The payments must be made to the owners and managers of multi-family housing units where Solon machines are located.

Solon and most of its top executives, who were named by the SEC, consented to the complaint without either admitting or denying the charges.

The complaint, which was filed at federal court here, said that from 1966 the defendants entered into oral and written agreements with apartment home owners and others to install washers and dryers.

In exchange for using Solon equipment, the renters were paid commissions based on the amount of money deposited in the machines.

But the SEC alleged that Solon often did not pay the agreed percentage of commission. The equipment renter could not know the correct comssion owed because the money was taken from the machines by Solon employees, the SEC said.

The SEC became involved because Solon is a publicly owned company which is traded in the over-the-counter market.
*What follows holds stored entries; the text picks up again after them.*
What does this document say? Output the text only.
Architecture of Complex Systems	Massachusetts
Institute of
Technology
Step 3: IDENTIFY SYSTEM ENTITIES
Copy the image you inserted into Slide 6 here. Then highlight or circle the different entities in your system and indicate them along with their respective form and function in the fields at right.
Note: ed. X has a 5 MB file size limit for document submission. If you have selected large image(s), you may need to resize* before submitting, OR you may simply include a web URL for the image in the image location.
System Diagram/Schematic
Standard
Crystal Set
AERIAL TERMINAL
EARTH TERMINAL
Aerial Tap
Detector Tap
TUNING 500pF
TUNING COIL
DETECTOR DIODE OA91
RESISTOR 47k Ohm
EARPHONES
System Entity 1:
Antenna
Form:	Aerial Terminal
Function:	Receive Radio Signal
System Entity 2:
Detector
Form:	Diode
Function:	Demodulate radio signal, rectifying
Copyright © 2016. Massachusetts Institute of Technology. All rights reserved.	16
It is currently trading at about $4 a share.

Named as defendants were: S. Solon Cohen, founder and chairman of the company who holds about 54 per cent of its stock; M. Roy Cohen, his son, who is president; Laurie R. Cohen, a daughter and company employee; Milton J. Raport, vice president: Irving Stern, secretary treasurer, Lew Lewis, vice president; and Murray Rosenstock, a Solon manager.

Solon is the largest company in its field. It had sales for fiscal 1976, ehich ended Sept. 30, for $42.6 million and earnings of $3.4 million.

As a part of the settlement of the SEC suit, Solon agreed to follow SEC dictated accounting procedures.